I think we agree on many points, I would like to see the resources that are being used to support many suburban libraries diverted to improving access to technology for all young people. I don't disagree that urban libraries serve a valuable function, but as a society we will be a lot better off by working through the copyright issues and digitizing vast amounts of content. In other words, out society will be vastly better off by making libraries truly obsolete.

Imagine a world where a school library contained no books, but was a study center with computers with access to everything ever put into print, search technology that made all that content searchable, and finally, people who helped students learn how to use information to their advantage. We're not doing that today.

Also, to be clear on something, I'm not an advocate of padlocking every library today without doing the other work to make a better system realized. People like Gorman want to freeze time and preserve the status quo.

David Locke

Well, if you don't have a library card, then you have to have a credit card.

From a public libary perspective, blogging like reading your email at the library can be a problem. Here locally you have to sign up to use the computer and then you only have so many minutes.

Libraries will have books that you can't find at the bookstore. They will have books that are out of print. They will have books from a long time ago. And, no Google is nowhere good enough.

I'm not going to the library these days, but I did notice that the local one is pretty good. I'm not buying books either. I can't afford it at the moment. I have tons of books that I've bought in the past, and the policy is now not to buy books. A lot of the books I have can't even be sold at Half Price Books, so I'm stuck with them for the time being.

Yes, you can find good content on the web, but you can't find everything you want. It is unlikely that you ever will. Too much content that you can find freely at a university library is behind a login on the web.

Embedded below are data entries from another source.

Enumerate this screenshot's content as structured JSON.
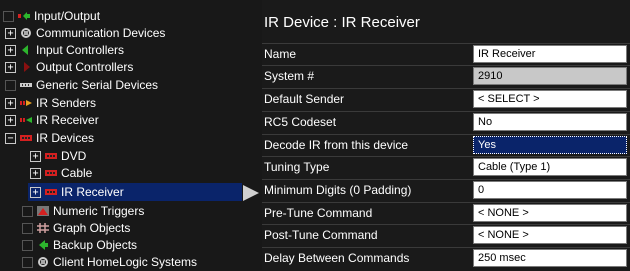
{
  "tree": {
    "items": [
      {
        "label": "Input/Output",
        "expander": "blank",
        "icon": "input-output-icon"
      },
      {
        "label": "Communication Devices",
        "expander": "+",
        "icon": "communication-devices-icon"
      },
      {
        "label": "Input Controllers",
        "expander": "+",
        "icon": "input-controllers-icon"
      },
      {
        "label": "Output Controllers",
        "expander": "+",
        "icon": "output-controllers-icon"
      },
      {
        "label": "Generic Serial Devices",
        "expander": "blank",
        "icon": "serial-device-icon"
      },
      {
        "label": "IR Senders",
        "expander": "+",
        "icon": "ir-senders-icon"
      },
      {
        "label": "IR Receiver",
        "expander": "+",
        "icon": "ir-receiver-icon"
      },
      {
        "label": "IR Devices",
        "expander": "−",
        "icon": "ir-devices-icon"
      },
      {
        "label": "DVD",
        "expander": "+",
        "icon": "ir-device-icon"
      },
      {
        "label": "Cable",
        "expander": "+",
        "icon": "ir-device-icon"
      },
      {
        "label": "IR Receiver",
        "expander": "+",
        "icon": "ir-device-icon"
      },
      {
        "label": "Numeric Triggers",
        "expander": "blank",
        "icon": "numeric-triggers-icon"
      },
      {
        "label": "Graph Objects",
        "expander": "blank",
        "icon": "graph-objects-icon"
      },
      {
        "label": "Backup Objects",
        "expander": "blank",
        "icon": "backup-objects-icon"
      },
      {
        "label": "Client HomeLogic Systems",
        "expander": "blank",
        "icon": "client-systems-icon"
      }
    ]
  },
  "panel": {
    "title": "IR Device : IR Receiver",
    "properties": [
      {
        "label": "Name",
        "value": "IR Receiver"
      },
      {
        "label": "System #",
        "value": "2910"
      },
      {
        "label": "Default Sender",
        "value": "< SELECT >"
      },
      {
        "label": "RC5 Codeset",
        "value": "No"
      },
      {
        "label": "Decode IR from this device",
        "value": "Yes"
      },
      {
        "label": "Tuning Type",
        "value": "Cable (Type 1)"
      },
      {
        "label": "Minimum Digits (0 Padding)",
        "value": "0"
      },
      {
        "label": "Pre-Tune Command",
        "value": "< NONE >"
      },
      {
        "label": "Post-Tune Command",
        "value": "< NONE >"
      },
      {
        "label": "Delay Between Commands",
        "value": "250 msec"
      }
    ]
  },
  "colors": {
    "background": "#1a1a1a",
    "selection": "#0a246a",
    "accent_green": "#2db52d",
    "accent_red": "#d42020"
  }
}
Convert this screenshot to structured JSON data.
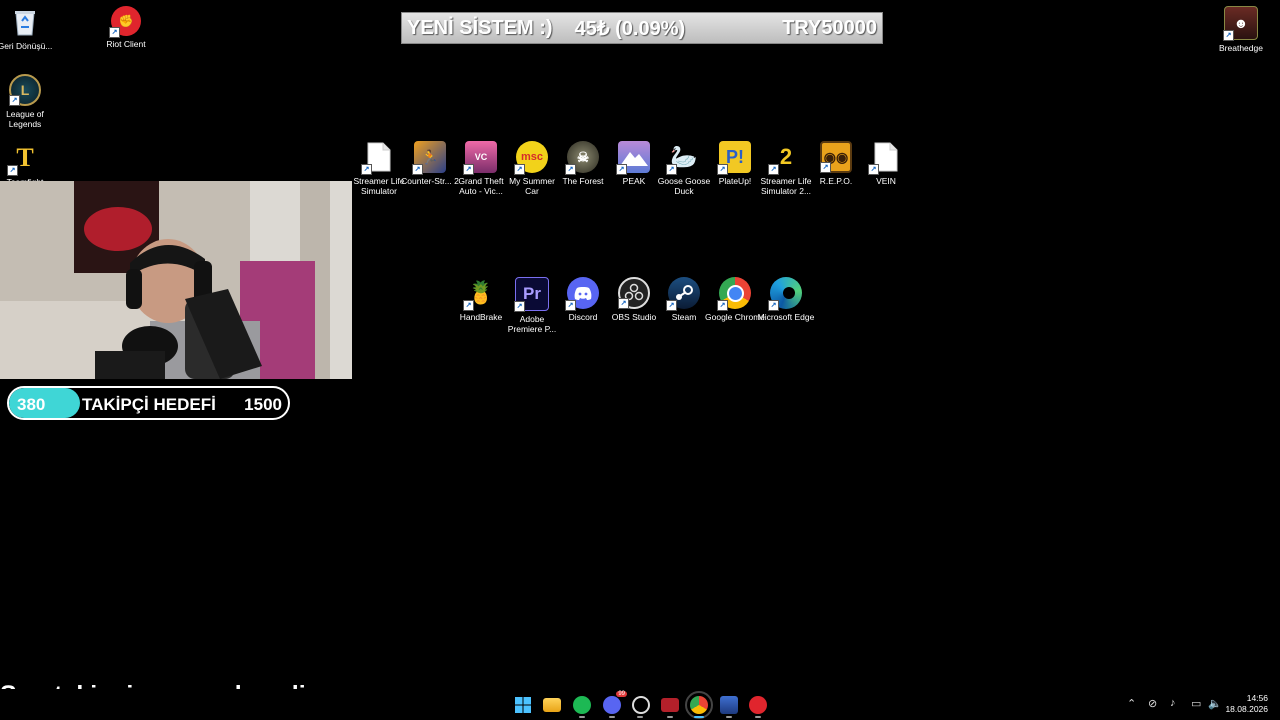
{
  "desktop": {
    "left_icons": [
      {
        "label": "Geri Dönüşü...",
        "icon": "recycle-bin-icon"
      },
      {
        "label": "League of Legends",
        "icon": "league-of-legends-icon"
      },
      {
        "label": "Teamfight",
        "icon": "teamfight-tactics-icon"
      }
    ],
    "riot_client": {
      "label": "Riot Client",
      "icon": "riot-client-icon"
    },
    "breathedge": {
      "label": "Breathedge",
      "icon": "breathedge-icon"
    },
    "row1": [
      {
        "label": "Streamer Life Simulator",
        "icon": "blank-file-icon"
      },
      {
        "label": "Counter-Str... 2",
        "icon": "counter-strike-icon"
      },
      {
        "label": "Grand Theft Auto - Vic...",
        "icon": "gta-vice-city-icon"
      },
      {
        "label": "My Summer Car",
        "icon": "my-summer-car-icon"
      },
      {
        "label": "The Forest",
        "icon": "the-forest-icon"
      },
      {
        "label": "PEAK",
        "icon": "peak-icon"
      },
      {
        "label": "Goose Goose Duck",
        "icon": "goose-goose-duck-icon"
      },
      {
        "label": "PlateUp!",
        "icon": "plateup-icon"
      },
      {
        "label": "Streamer Life Simulator 2...",
        "icon": "streamer-life-2-icon"
      },
      {
        "label": "R.E.P.O.",
        "icon": "repo-icon"
      },
      {
        "label": "VEIN",
        "icon": "blank-file-icon"
      }
    ],
    "row2": [
      {
        "label": "HandBrake",
        "icon": "handbrake-icon"
      },
      {
        "label": "Adobe Premiere P...",
        "icon": "premiere-pro-icon"
      },
      {
        "label": "Discord",
        "icon": "discord-icon"
      },
      {
        "label": "OBS Studio",
        "icon": "obs-studio-icon"
      },
      {
        "label": "Steam",
        "icon": "steam-icon"
      },
      {
        "label": "Google Chrome",
        "icon": "chrome-icon"
      },
      {
        "label": "Microsoft Edge",
        "icon": "edge-icon"
      }
    ]
  },
  "overlay": {
    "donation": {
      "label": "YENİ SİSTEM :)",
      "amount": "45₺ (0.09%)",
      "goal": "TRY50000"
    },
    "follow_goal": {
      "current": "380",
      "label": "TAKİPÇİ HEDEFİ",
      "target": "1500",
      "progress": 0.253
    },
    "last_follower": "Son takipçi: yapyapkanalim"
  },
  "taskbar": {
    "pinned": [
      "start-icon",
      "file-explorer-icon",
      "spotify-icon",
      "discord-icon",
      "obs-icon",
      "app-icon",
      "chrome-icon",
      "app2-icon",
      "riot-icon"
    ],
    "discord_badge": "99",
    "time": "14:56",
    "date": "18.08.2026"
  },
  "colors": {
    "accent_cyan": "#3fd6d6",
    "banner_bg": "#cfcfcf"
  }
}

okay, enough. I understand that people borrow books at the library to read that they may not be able to afford or even find, but to be quite honest, I'd rather my tax $$ go to improving literacy through dedicated programs, enhancing access to technology for students, disadvantaged, and seniors, and finally, making hardcopy material available in digital format. I'd rather my tax dollars go to strategic goals that improve society as a whole, as opposed to my tax dollars supporting your reading habits.


So you are for "improving literacy through dedicated programs, enhancing access to technology for students, disadvantaged, and seniors"? Did you know that there is a place in your town, pretty close to the intersection of Middlefield and East Meadow for one, where not only can people find books, the reading of which improves literacy, free of charge, on topics of interest to them, but Seniors, the Disadvantaged, and Students all have access to technology, also free of charge. You see they have these computers there that any patron can use, at a place where those patrons already are. It is a public library. But I'm sure you're right; we need to start from scratch to come up with some scheme to promote these goals.

I'd be careful about mocking perfectly productive, if curmudgeonly, CSU Fresno librarians if I were you.

Stanford : CSU Fresno :: Kliener Perkins : ?


It's one of the benefits of having my own blog, I can mock at will. You think the words Kleiner Perkins on your business card mean something more than the words themselves?

Insofar as public libraries as learning centers, I can say with absolute certainty that in terms of efficacy, moving literacy programs into schools, especially low income districts, is superior to any program that a local public library can offer. One of our nonprofits, YES Reading, is having fantastic results working with non-native English speaking middle school students and preparing them for high school. It's a great program that could easily scale to cover the entire Bay Area with more resources, and that's just one example.

Reaching seniors and disadvantaged is another no-brainer, you go to them rather than expecting them to come to you, especially when many of the seniors that you most need access to are not mobile.

Sorry, you're argument is not compelling.